L'USINE HYDROÉLECTRIQUE
DU HAMIZ
L'édification de cette usine, au pied
du barrage du Hamiz, en tête du réseau d'irrigation, fait
partie du programme qui vient d'être esquissé. Elle fonctionne
comme un ouvrage de rupture de charge entre le barrage et le réseau
des conduites d'irrigation.
LE BARRAGE DU HAMIZ.
Barrage-poids en maçonnerie, il fut édifié en 1879,
à 5 km. au Sud du village du Fondouk,
pour irriguer la zone Sud-est de la Mitidja.

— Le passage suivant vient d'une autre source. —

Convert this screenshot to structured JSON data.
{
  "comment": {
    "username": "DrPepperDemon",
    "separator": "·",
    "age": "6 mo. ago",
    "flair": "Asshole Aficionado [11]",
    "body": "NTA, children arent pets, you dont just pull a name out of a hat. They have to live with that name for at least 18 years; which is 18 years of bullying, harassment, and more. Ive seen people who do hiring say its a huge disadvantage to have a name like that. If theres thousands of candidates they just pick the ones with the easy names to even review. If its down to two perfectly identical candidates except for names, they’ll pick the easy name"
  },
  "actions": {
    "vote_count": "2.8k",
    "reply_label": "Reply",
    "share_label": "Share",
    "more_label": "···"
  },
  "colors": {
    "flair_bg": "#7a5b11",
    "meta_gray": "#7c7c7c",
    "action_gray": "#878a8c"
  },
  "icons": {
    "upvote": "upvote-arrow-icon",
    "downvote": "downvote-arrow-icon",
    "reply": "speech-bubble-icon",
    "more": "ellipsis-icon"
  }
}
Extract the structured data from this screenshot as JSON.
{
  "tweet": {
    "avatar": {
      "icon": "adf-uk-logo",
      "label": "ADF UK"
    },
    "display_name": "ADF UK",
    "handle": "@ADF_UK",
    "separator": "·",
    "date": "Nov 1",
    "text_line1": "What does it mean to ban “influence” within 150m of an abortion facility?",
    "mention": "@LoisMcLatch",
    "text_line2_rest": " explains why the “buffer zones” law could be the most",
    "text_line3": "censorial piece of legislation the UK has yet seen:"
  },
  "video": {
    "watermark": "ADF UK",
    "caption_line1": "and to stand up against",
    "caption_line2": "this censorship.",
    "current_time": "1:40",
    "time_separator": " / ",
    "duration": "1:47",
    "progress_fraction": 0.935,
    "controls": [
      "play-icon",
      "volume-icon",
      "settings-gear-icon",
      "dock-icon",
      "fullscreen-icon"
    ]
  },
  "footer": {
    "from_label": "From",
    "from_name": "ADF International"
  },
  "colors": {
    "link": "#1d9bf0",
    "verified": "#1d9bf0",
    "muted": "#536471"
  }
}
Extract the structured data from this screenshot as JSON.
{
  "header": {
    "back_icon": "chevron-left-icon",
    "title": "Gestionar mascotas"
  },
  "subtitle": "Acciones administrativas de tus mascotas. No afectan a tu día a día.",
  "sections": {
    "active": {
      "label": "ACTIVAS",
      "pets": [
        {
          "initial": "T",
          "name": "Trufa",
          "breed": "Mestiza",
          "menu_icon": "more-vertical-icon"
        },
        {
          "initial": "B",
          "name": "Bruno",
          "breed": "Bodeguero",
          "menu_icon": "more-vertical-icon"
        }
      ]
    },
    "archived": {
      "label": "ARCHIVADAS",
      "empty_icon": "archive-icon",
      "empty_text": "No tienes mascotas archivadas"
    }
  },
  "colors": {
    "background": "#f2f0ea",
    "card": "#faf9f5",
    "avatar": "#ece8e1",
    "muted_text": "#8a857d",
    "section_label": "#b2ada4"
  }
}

Son profil étant insuffisant, l'expérience malheureuse du
barrage de Perrégaux a montré l'impérieuse nécessité
de le renforcer. Il a donc été surélevé de
7 mètres de manière à augmenter, tout en renforçant
son profil, sa capacité et à développer son réseau
d'irrigations.
Ces travaux de renforcement furent effectués en 1934 et 1936 sous
la forme d'un élargissement en béton à l'amont du
massif ancien en maçonnerie, élargissement qui avait l'avantage
d'assurer plus sûrement que par l'aval la solidarité des
anciennes et nouvelles maçonneries. Leur exécution n'alla
pas toutefois sans de sérieuses difficultés, en raison de
la nécessité absolue de ne pas interrompre les irrigations,
ce qui ne permit de procéder aux travaux qu'entre le 15 octobre
et le 15 février, période de vidange du barrage. Après
les préparatifs entrepris durant l'hiver 1933-1934, les fondations
et la mise en uvre des 50.000 m3 du nouveau massif furent menées
à bien grâce à de belles installations de bétonnage,
au cours de l'hiver 1934-1935. Mais, comme il fallut commencer le remplissage
avant l'achèvement du massif, ce fut une véritable course
de vitesse entre la montée des bétons et le niveau de l'eau.
Le déversoir ancien ayant été ruiné par un
éboulement de la montagne, il a fallu en refaire un autre en puits
et galerie, d'un débit de 650 m3 à la seconde.
Dans son état actuel, le barrage, haut de 45 mètres, a une
capacité de 23 millions de m3. Grâce à des conduites
forcées empêchant toutes pertes et tous gaspillages, elle
est suffisante pour irriguer effectivement environ 16.000 hectares, depuis
Rivet jusqu'à Reghaïa
et le Cap
Matifou, dans un périmètre classé de 18.000
hectares.
PRÉCISONS D'ORDRE TECHNIQUE
La chute brute dont on dispose actuellement pour alimenter l'usine varie
entre 41 et 16 mètres.
L'exploitation de l'usine est fonction des besoins de l'irrigation, le
débit étant réglé d'après les demandes
des irriguants. En dehors des périodes d'arrosage, elle est occupée
à turbiner les eaux excédentaires.
Reliée au réseau distributeur d'énergie électrique
à haute tension de la " Société Algérienne
d'Éclairage et de Force ", elle est équipée
de deux groupes turbo - alternateurs, dont chaque turbine développe
1.190 CV. La puissance apparente de chacun des alternateurs est de 1.350
kwh.
La production annuelle de l'usine sera en moyenne de 2.500.000 kwh., sous
une puissance maxima de 1.650 kwh ; elle atteindra après une nouvelle
surélévation du barrage, une moyenne de 3.500.000 kwh.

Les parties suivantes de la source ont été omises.